Father’s Day is an excellent time for us to pause and celebrate the godly men in our lives, while also making the case for biblical fatherhood. This view of fatherhood dissents radically against the moral order and depraved images we see all too often depicted in our society. This view of fatherhood rests wholly on the purview of manhood presented in God’s Word.

As my friends Rick Burgess and Andy Blanks wrote in their book “How to Be a Man,”

“Examples of what a real man is can be hard to come by. The big problem is simply that you’re starving for good examples of what a man is. Some of you don’t know exactly where to look for your model. Even the godliest guy you know isn’t a perfect example. Through His life, death, and resurrection, Jesus makes it possible for you to have an identity that is completely found in Himself.”

As men and fathers, we are called to be leaders and particularly the leaders of our homes. God gives crucial instructions to his people in Deuteronomy 6 and specifically gives responsibility to godly men.

Deuteronomy 6:5-7 says, “You shall love the LORD your God with all your heart and with all your soul and with all your might. And these words that I command you today shall be on your heart. You shall teach them diligently to your children, and shall talk of them when you sit in your house, and when you walk by the way, and when you lie down, and when you rise.”

The central, God-given role for fathers is to lead children to know and follow him.

We need fathers who take the explicit instructions of this verse seriously. We need men who love implicitly, lead and show attention to their wives and children. Wives need husbands who love and lead them tenderly and compassionately while valuing their worth and dignity.

Why? Because these men can show the gospel to the culture as they emulate the love of Christ for his church in their own families. Men pursuing these things become heroes to their children not because of personal accomplishment, but because of submission to Christ.

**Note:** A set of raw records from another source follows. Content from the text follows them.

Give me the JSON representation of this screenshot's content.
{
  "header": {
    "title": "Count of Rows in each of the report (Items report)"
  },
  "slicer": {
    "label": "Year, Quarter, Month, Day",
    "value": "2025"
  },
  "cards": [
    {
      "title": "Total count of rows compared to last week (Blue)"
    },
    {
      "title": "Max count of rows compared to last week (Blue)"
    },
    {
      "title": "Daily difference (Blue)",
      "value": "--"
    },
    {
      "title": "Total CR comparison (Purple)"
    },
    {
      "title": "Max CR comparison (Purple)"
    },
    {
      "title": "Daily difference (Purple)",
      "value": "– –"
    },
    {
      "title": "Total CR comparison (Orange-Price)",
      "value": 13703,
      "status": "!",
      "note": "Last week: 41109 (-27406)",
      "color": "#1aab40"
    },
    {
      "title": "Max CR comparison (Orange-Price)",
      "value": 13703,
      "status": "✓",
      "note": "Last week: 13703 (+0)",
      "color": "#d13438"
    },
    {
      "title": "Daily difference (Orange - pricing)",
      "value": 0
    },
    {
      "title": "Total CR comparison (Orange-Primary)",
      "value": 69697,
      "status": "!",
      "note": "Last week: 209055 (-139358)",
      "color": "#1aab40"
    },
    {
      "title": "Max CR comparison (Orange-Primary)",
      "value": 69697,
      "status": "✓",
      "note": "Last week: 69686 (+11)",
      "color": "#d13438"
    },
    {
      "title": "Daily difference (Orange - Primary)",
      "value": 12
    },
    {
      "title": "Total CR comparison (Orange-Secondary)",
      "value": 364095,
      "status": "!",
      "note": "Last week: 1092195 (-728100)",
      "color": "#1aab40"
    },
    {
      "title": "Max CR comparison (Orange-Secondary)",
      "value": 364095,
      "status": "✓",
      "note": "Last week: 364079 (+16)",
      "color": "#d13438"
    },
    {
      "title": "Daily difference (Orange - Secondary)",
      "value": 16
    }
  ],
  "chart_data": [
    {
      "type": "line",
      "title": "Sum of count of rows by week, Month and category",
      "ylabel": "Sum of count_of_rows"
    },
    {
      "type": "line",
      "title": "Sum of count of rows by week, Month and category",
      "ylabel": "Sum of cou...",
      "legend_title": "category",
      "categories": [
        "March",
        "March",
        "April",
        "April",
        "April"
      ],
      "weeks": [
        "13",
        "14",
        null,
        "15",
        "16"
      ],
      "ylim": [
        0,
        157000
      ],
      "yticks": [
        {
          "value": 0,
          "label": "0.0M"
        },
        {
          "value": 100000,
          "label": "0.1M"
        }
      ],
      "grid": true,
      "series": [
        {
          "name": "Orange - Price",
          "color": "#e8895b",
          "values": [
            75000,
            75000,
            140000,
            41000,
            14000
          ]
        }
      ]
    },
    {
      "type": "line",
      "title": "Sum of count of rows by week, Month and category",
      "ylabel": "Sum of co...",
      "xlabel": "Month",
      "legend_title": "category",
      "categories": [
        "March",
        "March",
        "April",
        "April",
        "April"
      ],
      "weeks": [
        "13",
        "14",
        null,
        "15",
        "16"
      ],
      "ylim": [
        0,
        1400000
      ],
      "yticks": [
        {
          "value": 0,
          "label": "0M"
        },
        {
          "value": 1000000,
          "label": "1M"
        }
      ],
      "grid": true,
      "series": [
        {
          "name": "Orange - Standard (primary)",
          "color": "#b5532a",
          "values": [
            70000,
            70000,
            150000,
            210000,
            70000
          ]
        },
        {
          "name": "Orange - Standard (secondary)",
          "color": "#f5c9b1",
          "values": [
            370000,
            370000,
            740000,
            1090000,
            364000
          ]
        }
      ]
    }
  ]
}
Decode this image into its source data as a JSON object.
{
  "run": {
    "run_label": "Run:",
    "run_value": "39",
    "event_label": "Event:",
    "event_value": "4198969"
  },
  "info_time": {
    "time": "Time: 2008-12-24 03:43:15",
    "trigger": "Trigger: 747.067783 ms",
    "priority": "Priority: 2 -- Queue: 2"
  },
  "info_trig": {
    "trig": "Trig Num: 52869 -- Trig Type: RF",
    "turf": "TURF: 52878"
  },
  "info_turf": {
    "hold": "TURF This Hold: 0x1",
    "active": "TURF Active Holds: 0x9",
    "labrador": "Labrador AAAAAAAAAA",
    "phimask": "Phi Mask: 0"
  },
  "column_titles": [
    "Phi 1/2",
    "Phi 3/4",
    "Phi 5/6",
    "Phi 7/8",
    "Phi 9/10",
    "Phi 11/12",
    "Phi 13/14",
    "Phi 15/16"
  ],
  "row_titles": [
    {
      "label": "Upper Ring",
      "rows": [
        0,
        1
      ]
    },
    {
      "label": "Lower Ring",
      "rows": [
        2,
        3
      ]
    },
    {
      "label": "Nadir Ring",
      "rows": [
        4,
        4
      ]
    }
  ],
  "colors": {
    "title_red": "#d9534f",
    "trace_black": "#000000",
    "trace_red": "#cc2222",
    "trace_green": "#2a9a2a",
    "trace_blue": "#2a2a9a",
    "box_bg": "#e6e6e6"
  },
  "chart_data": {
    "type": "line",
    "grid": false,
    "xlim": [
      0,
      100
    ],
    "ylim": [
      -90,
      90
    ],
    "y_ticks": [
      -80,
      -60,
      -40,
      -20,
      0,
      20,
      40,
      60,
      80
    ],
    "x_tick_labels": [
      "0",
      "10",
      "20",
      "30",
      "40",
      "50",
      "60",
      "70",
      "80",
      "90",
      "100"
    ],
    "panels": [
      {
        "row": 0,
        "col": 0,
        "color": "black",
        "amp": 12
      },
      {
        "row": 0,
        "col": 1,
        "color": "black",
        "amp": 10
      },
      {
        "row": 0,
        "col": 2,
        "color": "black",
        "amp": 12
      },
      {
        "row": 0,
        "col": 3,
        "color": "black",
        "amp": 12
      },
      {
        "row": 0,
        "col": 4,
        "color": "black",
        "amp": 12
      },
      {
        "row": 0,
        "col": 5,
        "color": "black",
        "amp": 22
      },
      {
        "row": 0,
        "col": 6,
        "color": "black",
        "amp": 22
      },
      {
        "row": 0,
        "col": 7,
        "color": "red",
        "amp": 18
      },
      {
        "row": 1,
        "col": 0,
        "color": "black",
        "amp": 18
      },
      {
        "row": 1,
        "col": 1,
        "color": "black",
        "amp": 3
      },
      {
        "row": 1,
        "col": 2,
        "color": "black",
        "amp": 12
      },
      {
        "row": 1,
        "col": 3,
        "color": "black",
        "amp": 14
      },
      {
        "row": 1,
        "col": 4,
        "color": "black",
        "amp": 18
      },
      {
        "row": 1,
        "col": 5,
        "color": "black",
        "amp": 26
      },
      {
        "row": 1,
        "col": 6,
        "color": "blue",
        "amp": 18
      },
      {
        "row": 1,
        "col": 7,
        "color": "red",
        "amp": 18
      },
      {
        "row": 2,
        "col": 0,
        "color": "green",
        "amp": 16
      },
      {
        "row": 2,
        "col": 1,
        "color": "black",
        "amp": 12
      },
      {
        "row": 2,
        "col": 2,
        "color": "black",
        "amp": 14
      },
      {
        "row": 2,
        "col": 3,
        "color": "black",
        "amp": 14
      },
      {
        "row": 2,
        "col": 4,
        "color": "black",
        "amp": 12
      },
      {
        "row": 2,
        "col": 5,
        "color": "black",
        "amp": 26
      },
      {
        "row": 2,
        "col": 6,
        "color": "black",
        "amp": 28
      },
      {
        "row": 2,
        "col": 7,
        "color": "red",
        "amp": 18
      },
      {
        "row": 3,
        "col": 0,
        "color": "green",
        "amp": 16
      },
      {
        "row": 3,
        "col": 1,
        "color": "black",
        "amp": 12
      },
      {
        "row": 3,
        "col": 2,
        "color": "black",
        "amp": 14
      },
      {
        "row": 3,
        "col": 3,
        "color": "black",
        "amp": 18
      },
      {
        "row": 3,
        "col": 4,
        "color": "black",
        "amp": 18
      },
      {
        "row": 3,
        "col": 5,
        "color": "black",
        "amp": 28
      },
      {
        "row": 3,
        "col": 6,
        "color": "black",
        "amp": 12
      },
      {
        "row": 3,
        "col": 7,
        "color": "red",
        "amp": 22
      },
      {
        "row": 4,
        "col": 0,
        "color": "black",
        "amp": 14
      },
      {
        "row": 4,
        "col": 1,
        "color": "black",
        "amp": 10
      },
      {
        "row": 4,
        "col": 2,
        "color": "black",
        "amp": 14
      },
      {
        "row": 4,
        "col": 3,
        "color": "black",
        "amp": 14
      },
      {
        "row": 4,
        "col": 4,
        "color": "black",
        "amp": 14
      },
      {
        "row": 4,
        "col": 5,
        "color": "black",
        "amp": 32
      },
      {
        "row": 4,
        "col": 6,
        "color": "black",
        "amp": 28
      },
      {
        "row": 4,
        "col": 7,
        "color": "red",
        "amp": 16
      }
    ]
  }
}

As a husband and a father, it is both my honor and privilege to help my wife flourish in her giftings, to lead her with integrity and honor, to love her with the love of Christ, and to partner with her in pointing our children to God’s Word and godly instruction.

There are six applications of this passage in Deuteronomy that I believe give men a great start in seeking to honor Christ in their families.

First, make uninterrupted family meals a priority. If we are to have an impact, our lives cannot revolve around activities, entertainment and sport. We must prioritize family time.

Gathering regularly for family meals takes planning and sacrifice, but it works. A huge body of research shows a direct relationship between regular family meals and children’s ability to learn and achieve in school. Researchers are only validating what the Bible already tells us; intentional family gathering is extremely important.